「三週間、夢のバカンス」

 飛行機で訪れるツアーもあるが、ホテルのような船に乗ったまま、太平洋沿岸の遺跡を見学するのも、年齢相応でこれなら可能との計画だった。ペルーの北部のトルヒーヨという町の郊外にある太陽の神殿、月の神殿など、紀元1000年頃まで栄えていた国らしいが、まだ日本がバブルに沸いていた頃、1988年から発掘が始まって、その文化の内容が表に出てきたばかり。イランのシラーズのペルセポリス遺跡(前5世紀)に感動した時のような文明が、1000年位後になるが全然離れた南米のここにも誕生していたのだと、ただ驚きしかなかった。立ち寄れなかったが、もう少し北のチクラヨという町にはシカン遺跡というのがあって、ここは日本のテレビ局TBSの遺跡調査団によって1991年から発掘、大量のインカに先立つ王朝の、黄金製品がでてきた場所もあるそうである。
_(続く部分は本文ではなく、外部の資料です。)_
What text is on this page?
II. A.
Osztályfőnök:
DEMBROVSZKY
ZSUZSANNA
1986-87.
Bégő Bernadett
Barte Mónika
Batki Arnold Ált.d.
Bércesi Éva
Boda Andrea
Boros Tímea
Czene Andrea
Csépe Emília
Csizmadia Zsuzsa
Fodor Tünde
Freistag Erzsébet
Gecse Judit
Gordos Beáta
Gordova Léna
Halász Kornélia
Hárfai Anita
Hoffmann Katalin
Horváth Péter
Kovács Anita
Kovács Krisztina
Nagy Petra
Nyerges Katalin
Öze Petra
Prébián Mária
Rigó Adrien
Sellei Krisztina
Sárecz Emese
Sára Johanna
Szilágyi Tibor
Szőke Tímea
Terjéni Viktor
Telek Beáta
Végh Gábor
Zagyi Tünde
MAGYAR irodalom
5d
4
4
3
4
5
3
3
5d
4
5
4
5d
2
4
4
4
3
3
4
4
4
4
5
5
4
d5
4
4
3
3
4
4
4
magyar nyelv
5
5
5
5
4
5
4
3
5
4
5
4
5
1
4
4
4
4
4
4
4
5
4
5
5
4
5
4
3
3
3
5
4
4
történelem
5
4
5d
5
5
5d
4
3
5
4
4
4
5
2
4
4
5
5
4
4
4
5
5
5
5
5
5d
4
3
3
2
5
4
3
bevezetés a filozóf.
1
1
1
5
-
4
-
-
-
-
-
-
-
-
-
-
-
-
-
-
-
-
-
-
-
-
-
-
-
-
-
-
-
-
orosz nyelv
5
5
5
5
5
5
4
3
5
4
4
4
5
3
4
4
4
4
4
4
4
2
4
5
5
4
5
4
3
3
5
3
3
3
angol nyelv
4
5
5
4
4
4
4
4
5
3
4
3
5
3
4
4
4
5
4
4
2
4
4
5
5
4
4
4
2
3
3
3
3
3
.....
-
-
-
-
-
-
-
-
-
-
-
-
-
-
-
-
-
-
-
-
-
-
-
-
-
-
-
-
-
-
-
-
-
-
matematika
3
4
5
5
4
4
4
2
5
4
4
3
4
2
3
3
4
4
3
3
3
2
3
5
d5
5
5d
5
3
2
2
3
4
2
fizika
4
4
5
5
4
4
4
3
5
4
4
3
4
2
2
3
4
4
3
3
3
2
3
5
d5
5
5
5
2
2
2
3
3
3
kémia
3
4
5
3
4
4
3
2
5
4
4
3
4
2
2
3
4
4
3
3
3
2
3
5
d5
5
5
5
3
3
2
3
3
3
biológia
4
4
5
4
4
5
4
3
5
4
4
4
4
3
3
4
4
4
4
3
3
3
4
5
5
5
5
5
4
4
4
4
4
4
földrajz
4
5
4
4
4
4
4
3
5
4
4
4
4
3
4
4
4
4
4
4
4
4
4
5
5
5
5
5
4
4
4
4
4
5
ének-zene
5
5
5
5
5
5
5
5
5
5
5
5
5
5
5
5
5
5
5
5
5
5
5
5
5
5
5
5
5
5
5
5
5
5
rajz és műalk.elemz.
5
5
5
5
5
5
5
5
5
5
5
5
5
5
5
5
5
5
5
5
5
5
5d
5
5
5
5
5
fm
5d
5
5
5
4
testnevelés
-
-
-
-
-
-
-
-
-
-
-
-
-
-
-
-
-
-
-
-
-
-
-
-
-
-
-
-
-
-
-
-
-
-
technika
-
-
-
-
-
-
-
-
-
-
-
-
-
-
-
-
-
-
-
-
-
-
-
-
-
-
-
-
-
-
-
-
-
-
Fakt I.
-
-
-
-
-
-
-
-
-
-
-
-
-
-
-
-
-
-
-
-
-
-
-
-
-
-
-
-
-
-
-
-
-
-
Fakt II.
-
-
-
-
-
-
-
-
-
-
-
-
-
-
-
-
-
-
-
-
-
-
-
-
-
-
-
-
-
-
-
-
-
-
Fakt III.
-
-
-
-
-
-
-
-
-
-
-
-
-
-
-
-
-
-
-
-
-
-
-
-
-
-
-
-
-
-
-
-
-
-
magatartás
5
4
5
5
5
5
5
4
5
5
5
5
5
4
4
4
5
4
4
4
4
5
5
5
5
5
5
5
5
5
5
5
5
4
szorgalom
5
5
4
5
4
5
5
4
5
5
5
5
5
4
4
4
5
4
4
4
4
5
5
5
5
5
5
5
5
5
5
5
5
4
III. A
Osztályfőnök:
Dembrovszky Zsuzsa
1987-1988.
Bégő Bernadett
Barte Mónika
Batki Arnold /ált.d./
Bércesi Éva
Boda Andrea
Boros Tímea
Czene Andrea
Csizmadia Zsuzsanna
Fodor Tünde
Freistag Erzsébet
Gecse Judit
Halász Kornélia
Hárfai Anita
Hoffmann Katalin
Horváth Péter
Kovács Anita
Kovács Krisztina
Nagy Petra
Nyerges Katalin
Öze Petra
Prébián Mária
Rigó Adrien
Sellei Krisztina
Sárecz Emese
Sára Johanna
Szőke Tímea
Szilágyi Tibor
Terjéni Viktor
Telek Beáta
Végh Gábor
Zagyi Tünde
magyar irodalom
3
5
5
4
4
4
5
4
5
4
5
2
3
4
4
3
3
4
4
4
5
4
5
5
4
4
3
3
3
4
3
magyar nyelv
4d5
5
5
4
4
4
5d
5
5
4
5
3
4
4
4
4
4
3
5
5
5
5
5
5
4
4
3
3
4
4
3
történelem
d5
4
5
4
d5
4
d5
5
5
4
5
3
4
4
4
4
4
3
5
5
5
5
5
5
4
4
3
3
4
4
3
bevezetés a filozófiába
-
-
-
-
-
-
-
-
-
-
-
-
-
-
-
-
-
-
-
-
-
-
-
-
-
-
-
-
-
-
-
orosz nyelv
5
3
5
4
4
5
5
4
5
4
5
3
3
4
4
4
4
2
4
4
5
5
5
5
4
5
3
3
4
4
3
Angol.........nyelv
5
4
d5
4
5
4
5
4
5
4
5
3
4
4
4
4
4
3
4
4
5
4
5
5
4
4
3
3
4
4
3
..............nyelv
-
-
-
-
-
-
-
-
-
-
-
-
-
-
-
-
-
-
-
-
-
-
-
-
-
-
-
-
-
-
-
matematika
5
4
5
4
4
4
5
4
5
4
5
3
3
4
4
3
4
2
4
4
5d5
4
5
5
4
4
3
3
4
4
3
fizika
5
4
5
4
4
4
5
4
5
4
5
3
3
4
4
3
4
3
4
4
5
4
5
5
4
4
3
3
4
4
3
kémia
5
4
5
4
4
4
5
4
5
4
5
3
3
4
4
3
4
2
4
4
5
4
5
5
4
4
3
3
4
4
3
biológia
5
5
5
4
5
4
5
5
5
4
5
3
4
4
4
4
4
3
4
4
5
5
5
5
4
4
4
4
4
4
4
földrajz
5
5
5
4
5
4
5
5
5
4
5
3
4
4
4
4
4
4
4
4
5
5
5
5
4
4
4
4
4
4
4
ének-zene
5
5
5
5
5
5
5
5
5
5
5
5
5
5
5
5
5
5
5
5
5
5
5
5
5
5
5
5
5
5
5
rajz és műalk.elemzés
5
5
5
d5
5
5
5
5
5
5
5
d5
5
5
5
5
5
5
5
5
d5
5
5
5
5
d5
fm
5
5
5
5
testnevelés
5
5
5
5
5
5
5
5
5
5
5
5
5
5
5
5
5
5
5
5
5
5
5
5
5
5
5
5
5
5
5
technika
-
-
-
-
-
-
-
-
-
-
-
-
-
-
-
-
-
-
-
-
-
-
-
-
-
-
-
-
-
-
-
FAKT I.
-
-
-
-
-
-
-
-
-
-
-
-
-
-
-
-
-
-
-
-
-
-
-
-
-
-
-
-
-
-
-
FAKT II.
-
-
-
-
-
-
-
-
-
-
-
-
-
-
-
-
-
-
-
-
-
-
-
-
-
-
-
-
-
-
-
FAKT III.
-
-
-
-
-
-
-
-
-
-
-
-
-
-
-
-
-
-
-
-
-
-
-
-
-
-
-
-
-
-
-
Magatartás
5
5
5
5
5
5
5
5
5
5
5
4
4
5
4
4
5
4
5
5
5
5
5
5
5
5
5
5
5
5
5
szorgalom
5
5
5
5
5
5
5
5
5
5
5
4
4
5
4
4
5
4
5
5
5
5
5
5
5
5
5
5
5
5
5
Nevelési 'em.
スペイン征服者が血眼になって掻っ攫って行った後でも、まだまだ未明の土地なのである。何処に行っても、どの町もどの町もパリのユネスコの世界文化遺産に指定されてと言うから、有難いのか、有り難くないのか、へーこんなところまでと驚くばかりだが、指定されていても中近東の石仏のように、ぶっ壊されて無くなってしまうものもある。まあお墨付きは無いよりはある方が、観光する側の励みにはなる。